Al this information or snapshots will be stored in FsImage and if any transaction is done then the edit log merges the new information and always keeps a fresh copy of the logs.
The block which finishes the task first will be taken and the Data Node sends information to the Name Node and the Name Node will take the action accordingly.
In this whole process, YARN will support and provide required resources to the system, so that it won’t affect data processing and the speed. After processing the data the results will be saved in HDFS for further analysis.
In this tutorial, we learned what is Hadoop, the differences between RDBMS and Hadoop, Advantages, Components, and Architecture of Hadoop.
This framework is responsible for processing big data and analyzing it. We saw MapReduce, YARN, and HDFS working in the cluster.
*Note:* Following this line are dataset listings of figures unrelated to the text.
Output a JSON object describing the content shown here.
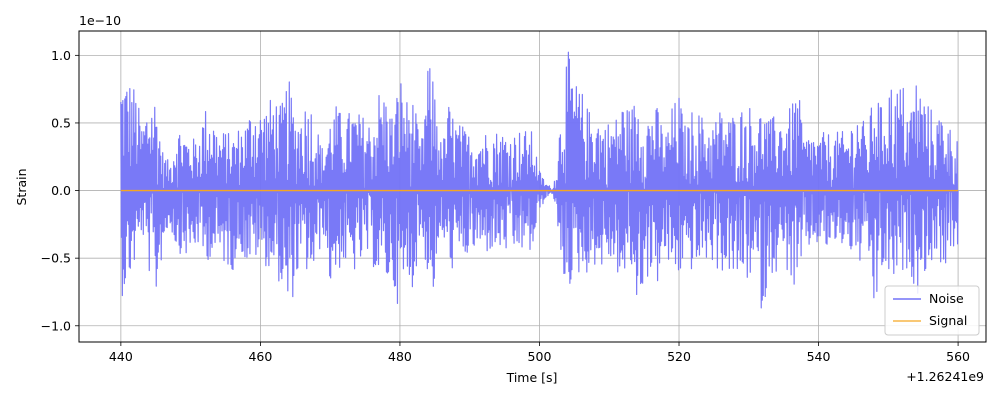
{
  "chart_data": {
    "type": "line",
    "title": "",
    "xlabel": "Time [s]",
    "ylabel": "Strain",
    "x_offset_label": "+1.26241e9",
    "y_scale_label": "1e−10",
    "xlim": [
      434,
      564
    ],
    "ylim": [
      -1.12,
      1.18
    ],
    "x_ticks": [
      440,
      460,
      480,
      500,
      520,
      540,
      560
    ],
    "x_tick_labels": [
      "440",
      "460",
      "480",
      "500",
      "520",
      "540",
      "560"
    ],
    "y_ticks": [
      -1.0,
      -0.5,
      0.0,
      0.5,
      1.0
    ],
    "y_tick_labels": [
      "−1.0",
      "−0.5",
      "0.0",
      "0.5",
      "1.0"
    ],
    "grid": true,
    "legend_position": "lower-right",
    "series": [
      {
        "name": "Noise",
        "color": "#7272f7",
        "x": [
          440,
          441,
          442,
          443,
          444,
          445,
          446,
          447,
          448,
          449,
          450,
          451,
          452,
          453,
          454,
          455,
          456,
          457,
          458,
          459,
          460,
          461,
          462,
          463,
          464,
          465,
          466,
          467,
          468,
          469,
          470,
          471,
          472,
          473,
          474,
          475,
          476,
          477,
          478,
          479,
          480,
          481,
          482,
          483,
          484,
          485,
          486,
          487,
          488,
          489,
          490,
          491,
          492,
          493,
          494,
          495,
          496,
          497,
          498,
          499,
          500,
          501,
          502,
          503,
          504,
          505,
          506,
          507,
          508,
          509,
          510,
          511,
          512,
          513,
          514,
          515,
          516,
          517,
          518,
          519,
          520,
          521,
          522,
          523,
          524,
          525,
          526,
          527,
          528,
          529,
          530,
          531,
          532,
          533,
          534,
          535,
          536,
          537,
          538,
          539,
          540,
          541,
          542,
          543,
          544,
          545,
          546,
          547,
          548,
          549,
          550,
          551,
          552,
          553,
          554,
          555,
          556,
          557,
          558,
          559,
          560
        ],
        "y_max": [
          0.88,
          0.85,
          0.78,
          0.5,
          0.7,
          0.72,
          0.3,
          0.2,
          0.5,
          0.45,
          0.38,
          0.4,
          0.62,
          0.6,
          0.42,
          0.45,
          0.4,
          0.48,
          0.52,
          0.68,
          0.6,
          0.65,
          0.72,
          0.62,
          0.85,
          0.55,
          0.62,
          0.7,
          0.5,
          0.3,
          0.55,
          0.65,
          0.5,
          0.62,
          0.58,
          0.55,
          0.5,
          0.75,
          0.72,
          0.55,
          0.88,
          0.68,
          0.68,
          0.3,
          0.95,
          0.82,
          0.3,
          0.65,
          0.52,
          0.48,
          0.42,
          0.44,
          0.44,
          0.45,
          0.45,
          0.44,
          0.42,
          0.45,
          0.45,
          0.44,
          0.15,
          0.05,
          0.02,
          0.55,
          1.06,
          0.82,
          0.75,
          0.6,
          0.62,
          0.5,
          0.52,
          0.55,
          0.68,
          0.6,
          0.72,
          0.55,
          0.62,
          0.62,
          0.4,
          0.62,
          0.72,
          0.45,
          0.62,
          0.58,
          0.5,
          0.52,
          0.62,
          0.55,
          0.58,
          0.62,
          0.65,
          0.55,
          0.62,
          0.52,
          0.58,
          0.55,
          0.62,
          0.78,
          0.38,
          0.45,
          0.38,
          0.45,
          0.4,
          0.45,
          0.42,
          0.55,
          0.62,
          0.38,
          0.82,
          0.62,
          0.85,
          0.75,
          0.82,
          0.58,
          0.85,
          0.72,
          0.62,
          0.55,
          0.62,
          0.45,
          0.45
        ],
        "y_min": [
          -0.8,
          -0.7,
          -0.55,
          -0.3,
          -0.6,
          -0.82,
          -0.45,
          -0.25,
          -0.45,
          -0.48,
          -0.5,
          -0.4,
          -0.55,
          -0.48,
          -0.52,
          -0.55,
          -0.6,
          -0.42,
          -0.55,
          -0.52,
          -0.48,
          -0.58,
          -0.6,
          -0.72,
          -1.0,
          -0.68,
          -0.55,
          -0.65,
          -0.6,
          -0.3,
          -0.72,
          -0.6,
          -0.55,
          -0.62,
          -0.6,
          -0.48,
          -0.55,
          -0.65,
          -0.68,
          -0.72,
          -0.9,
          -0.7,
          -0.72,
          -0.3,
          -0.65,
          -0.78,
          -0.3,
          -0.62,
          -0.55,
          -0.52,
          -0.48,
          -0.44,
          -0.48,
          -0.45,
          -0.45,
          -0.45,
          -0.5,
          -0.45,
          -0.45,
          -0.48,
          -0.15,
          -0.05,
          -0.02,
          -0.62,
          -0.72,
          -0.68,
          -0.6,
          -0.62,
          -0.55,
          -0.58,
          -0.52,
          -0.6,
          -0.72,
          -0.55,
          -0.88,
          -0.68,
          -0.62,
          -0.7,
          -0.5,
          -0.62,
          -0.65,
          -0.5,
          -0.62,
          -0.55,
          -0.52,
          -0.55,
          -0.62,
          -0.58,
          -0.72,
          -0.62,
          -0.68,
          -0.62,
          -0.95,
          -0.6,
          -0.62,
          -0.5,
          -0.7,
          -0.8,
          -0.45,
          -0.42,
          -0.4,
          -0.45,
          -0.4,
          -0.42,
          -0.4,
          -0.5,
          -0.55,
          -0.42,
          -0.95,
          -0.6,
          -0.65,
          -0.68,
          -0.65,
          -0.55,
          -0.8,
          -0.62,
          -0.55,
          -0.5,
          -0.58,
          -0.45,
          -0.45
        ]
      },
      {
        "name": "Signal",
        "color": "#f5a623",
        "x": [
          440,
          560
        ],
        "y": [
          0.0,
          0.0
        ]
      }
    ]
  }
}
Note: The following are the Configuration details of Name Node and Data Node. The secondary Name Node will have the same configuration as the Name Node.
Name Node Configuration:
Processors: 2 Quad Core CPUs running @ 2 GHz
RAM: 128 GB
Disk: 6 x 1TB SATA
Network: 10 Gigabit Ethernet
Data Node Configuration:
Processors: 2 Quad Core CPUs running @ 2 GHz
RAM: 64 GB
Disk: 12-24 x 1TB SATA
Network: 10 Gigabit Ethernet